Alex Guptill says no sale.

@_BrianWiseman I've seen this guys wrist shot, there is no way he scored 413 goals... #allstar

Wiseman can only say "keep scoring" at the moment, but don't find yourself in a drought, Alex.

I'll take f-bombs for 1000. David Molk is interviewed by Kyle Mienke:

He's certain of one thing, though: He has doubters. And he knows exactly where they can go.

"It's just, stuff like that pisses me off," Molk said, voice rising. "Any scout who denies me pisses me off. 'Oh, this is what you got. You’re not good enough.'

"Well, (to hell with) you, let me show you what I got."

For the record, I have never doubted Molk and move around constantly so my location cannot be pinned down. Also, Molk's Sugar Bowl injury was a severed tendon. Competition for center of the 2010s is now closed.

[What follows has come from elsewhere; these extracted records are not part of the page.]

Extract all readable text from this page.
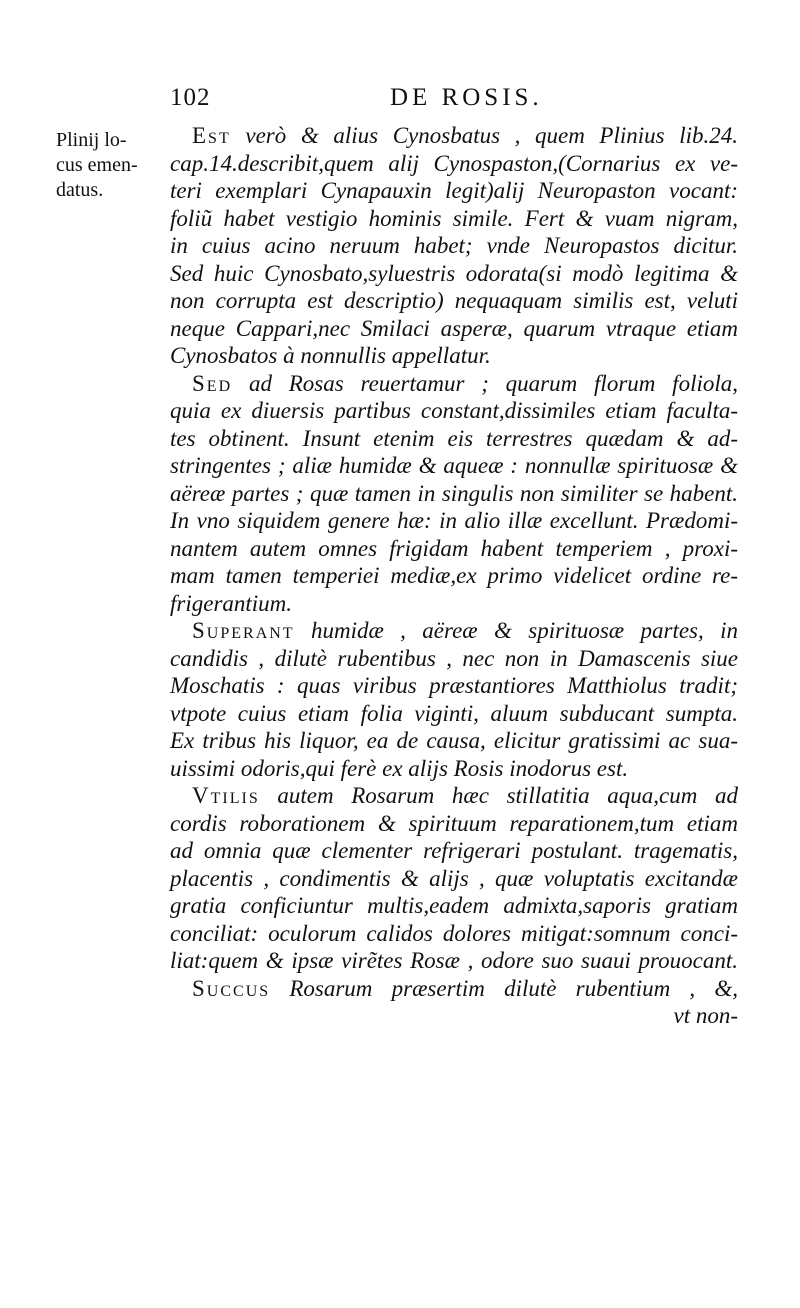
102	DE ROSIS.
Plinij lo-
cus emen-
datus.
Est verò & alius Cynosbatus , quem Plinius lib.24.
cap.14.describit,quem alij Cynospaston,(Cornarius ex ve-
teri exemplari Cynapauxin legit)alij Neuropaston vocant:
foliũ habet vestigio hominis simile. Fert & vuam nigram,
in cuius acino neruum habet; vnde Neuropastos dicitur.
Sed huic Cynosbato,syluestris odorata(si modò legitima &
non corrupta est descriptio) nequaquam similis est, veluti
neque Cappari,nec Smilaci asperæ, quarum vtraque etiam
Cynosbatos à nonnullis appellatur.
Sed ad Rosas reuertamur ; quarum florum foliola,
quia ex diuersis partibus constant,dissimiles etiam faculta-
tes obtinent. Insunt etenim eis terrestres quædam & ad-
stringentes ; aliæ humidæ & aqueæ : nonnullæ spirituosæ &
aëreæ partes ; quæ tamen in singulis non similiter se habent.
In vno siquidem genere hæ: in alio illæ excellunt. Prædomi-
nantem autem omnes frigidam habent temperiem , proxi-
mam tamen temperiei mediæ,ex primo videlicet ordine re-
frigerantium.
Superant humidæ , aëreæ & spirituosæ partes, in
candidis , dilutè rubentibus , nec non in Damascenis siue
Moschatis : quas viribus præstantiores Matthiolus tradit;
vtpote cuius etiam folia viginti, aluum subducant sumpta.
Ex tribus his liquor, ea de causa, elicitur gratissimi ac sua-
uissimi odoris,qui ferè ex alijs Rosis inodorus est.
Vtilis autem Rosarum hæc stillatitia aqua,cum ad
cordis roborationem & spirituum reparationem,tum etiam
ad omnia quæ clementer refrigerari postulant. tragematis,
placentis , condimentis & alijs , quæ voluptatis excitandæ
gratia conficiuntur multis,eadem admixta,saporis gratiam
conciliat: oculorum calidos dolores mitigat:somnum conci-
liat:quem & ipsæ virẽtes Rosæ , odore suo suaui prouocant.
Succus Rosarum præsertim dilutè rubentium , &,
vt non-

Surprise unwarranted. After the Purdue game I noted that Michigan's bench was a nonfactor this year. A UMHoops mailbag points out that is no outlier:

Here are the statistics for the percentage of minutes played by the bench (Bench Minutes/Total minutes) under John Beilein since 2005:

Year Bench % Rk
2012 22.3% 327
2011 19.3% 337
2010 22.1% 327
2009 35.6% 66
2008 31.6% 147
2007 24.7% 282
2006 20.0% n/a
2005 31.2% n/a
Average 25.9%  

Beilein has high expectations and he’s going to play who he trusts at any given time.

The last three years Michigan has been incredibly thin. I'm hoping that changes next year. Michigan's not going to shoot up into Arkansas territory but if they can get into the middle of the pack injuries get a lot less frightening and players having off nights can spend more of them on the bench.

Etc.: Martin pwns Brewster at the Senior Bowl. Penn State flips a QB commit from… Rice. Scout folks say Diamond, Grant to M, Garnett to Stanford, Kozan to Iowa, and punt on Reeves.